Warning issued for working in extreme heat this summer

The Bureau of Meteorology has issued their long-range summer forecast, with expectations that summer temperatures are set to be above average for much of Australia.

WorkSafe has issued a warning following the announcement, explaining the risks of working in extreme temperatures and reminding employers that extra care needs to be taken to avoid heat stress and the potentially much more serious condition of heatstroke.

Darren Kavanagh of WorkSafe WA explained that “this warning goes out not only to outdoor workers but also to employees that may be exposed to constant high temperatures that can result in heat stress or even heat stroke in indoor workplaces like foundries.”

“Workplace safety laws require employers to ensure that workers are not exposed to hazards and this includes, as far as is practicable, protecting employees from extremes in temperature.

“The increased sweating caused by heat depletes the body’s fluids and can lead to the symptoms of heat stress – tiredness, irritability, inattention and muscular cramps.

“These symptoms don’t just cause physical discomfort, they may also increase the risk of workplace injuries by taking a worker’s attention away from the task at hand, and this is a major concern.”

Workers can avoid heat stress by drinking cool water frequently, taking rest breaks in cooler conditions and wearing loose clothing to assist in air circulation.

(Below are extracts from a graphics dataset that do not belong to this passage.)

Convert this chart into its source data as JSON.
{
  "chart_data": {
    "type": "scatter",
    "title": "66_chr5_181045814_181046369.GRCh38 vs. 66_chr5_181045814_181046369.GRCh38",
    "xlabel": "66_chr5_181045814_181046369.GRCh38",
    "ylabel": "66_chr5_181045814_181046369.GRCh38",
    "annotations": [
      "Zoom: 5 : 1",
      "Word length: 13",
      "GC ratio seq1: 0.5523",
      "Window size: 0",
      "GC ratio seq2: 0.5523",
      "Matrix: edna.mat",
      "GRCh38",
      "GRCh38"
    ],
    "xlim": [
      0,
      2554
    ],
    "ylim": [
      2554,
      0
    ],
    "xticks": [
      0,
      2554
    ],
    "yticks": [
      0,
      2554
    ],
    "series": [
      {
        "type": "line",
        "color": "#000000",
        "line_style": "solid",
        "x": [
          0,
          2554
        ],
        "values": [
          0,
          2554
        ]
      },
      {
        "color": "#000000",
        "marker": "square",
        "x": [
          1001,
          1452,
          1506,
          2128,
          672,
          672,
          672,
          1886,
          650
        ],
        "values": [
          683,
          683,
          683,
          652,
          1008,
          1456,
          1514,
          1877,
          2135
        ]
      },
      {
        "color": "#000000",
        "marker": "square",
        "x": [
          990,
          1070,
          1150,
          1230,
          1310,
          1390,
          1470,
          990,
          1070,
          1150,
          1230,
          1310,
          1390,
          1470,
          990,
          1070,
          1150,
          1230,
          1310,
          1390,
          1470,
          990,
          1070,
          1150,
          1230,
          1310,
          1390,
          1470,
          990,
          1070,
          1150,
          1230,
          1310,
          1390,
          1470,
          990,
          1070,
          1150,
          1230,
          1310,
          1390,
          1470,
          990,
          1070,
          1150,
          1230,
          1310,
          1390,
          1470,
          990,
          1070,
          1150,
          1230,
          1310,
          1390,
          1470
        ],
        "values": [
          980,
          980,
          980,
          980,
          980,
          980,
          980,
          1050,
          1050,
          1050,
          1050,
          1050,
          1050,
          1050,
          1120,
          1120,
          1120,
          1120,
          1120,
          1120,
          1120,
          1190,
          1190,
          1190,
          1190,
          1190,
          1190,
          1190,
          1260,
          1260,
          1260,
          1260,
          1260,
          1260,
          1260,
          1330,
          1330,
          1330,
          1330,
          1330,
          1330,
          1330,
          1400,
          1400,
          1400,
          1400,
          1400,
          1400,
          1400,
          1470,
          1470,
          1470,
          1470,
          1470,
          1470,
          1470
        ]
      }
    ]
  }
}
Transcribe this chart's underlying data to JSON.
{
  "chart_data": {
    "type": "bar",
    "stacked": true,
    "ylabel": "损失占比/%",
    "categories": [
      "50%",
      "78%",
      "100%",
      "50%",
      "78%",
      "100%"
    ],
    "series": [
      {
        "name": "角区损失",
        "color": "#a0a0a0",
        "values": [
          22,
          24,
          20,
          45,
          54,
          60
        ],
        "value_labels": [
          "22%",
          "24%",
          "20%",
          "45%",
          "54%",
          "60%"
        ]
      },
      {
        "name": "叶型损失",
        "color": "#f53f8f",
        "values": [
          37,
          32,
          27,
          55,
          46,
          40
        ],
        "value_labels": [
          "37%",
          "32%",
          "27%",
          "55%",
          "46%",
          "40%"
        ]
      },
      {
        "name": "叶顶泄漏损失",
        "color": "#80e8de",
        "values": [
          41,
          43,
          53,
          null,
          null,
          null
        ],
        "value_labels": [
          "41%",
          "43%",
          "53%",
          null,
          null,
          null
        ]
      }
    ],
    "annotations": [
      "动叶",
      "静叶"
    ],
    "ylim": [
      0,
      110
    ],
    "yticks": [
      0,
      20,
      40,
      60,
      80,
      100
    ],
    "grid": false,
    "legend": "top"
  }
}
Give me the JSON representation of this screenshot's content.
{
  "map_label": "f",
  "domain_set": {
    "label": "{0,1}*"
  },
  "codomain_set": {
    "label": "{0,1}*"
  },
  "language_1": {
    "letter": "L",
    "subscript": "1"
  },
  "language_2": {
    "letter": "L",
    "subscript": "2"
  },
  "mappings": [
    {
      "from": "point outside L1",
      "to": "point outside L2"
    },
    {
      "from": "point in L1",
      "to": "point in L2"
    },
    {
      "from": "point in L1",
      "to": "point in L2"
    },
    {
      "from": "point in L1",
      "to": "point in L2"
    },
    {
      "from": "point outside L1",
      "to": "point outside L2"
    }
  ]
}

Workers have also been reminded about choosing appropriate clothing for outdoor work after a WA worker suffered burns from his hi-vis clothing on a worksite in January of 2018.

“Apart from the serious medical concerns arising from heatstroke, the effects of extreme or sustained heat can seriously affect a worker’s concentration levels, and the consequences of this can also be very serious,” Mr Kavanagh said.

“Guarding against heat stress and heat stroke is part of providing a safe and healthy workplace, and I urge employers to ensure that preventative measures are in place.”

WorkSafe WA has released a full list of appropriate ways for PCBUs and workers alike to manage and prevent heat stress and heatstroke during the summer months.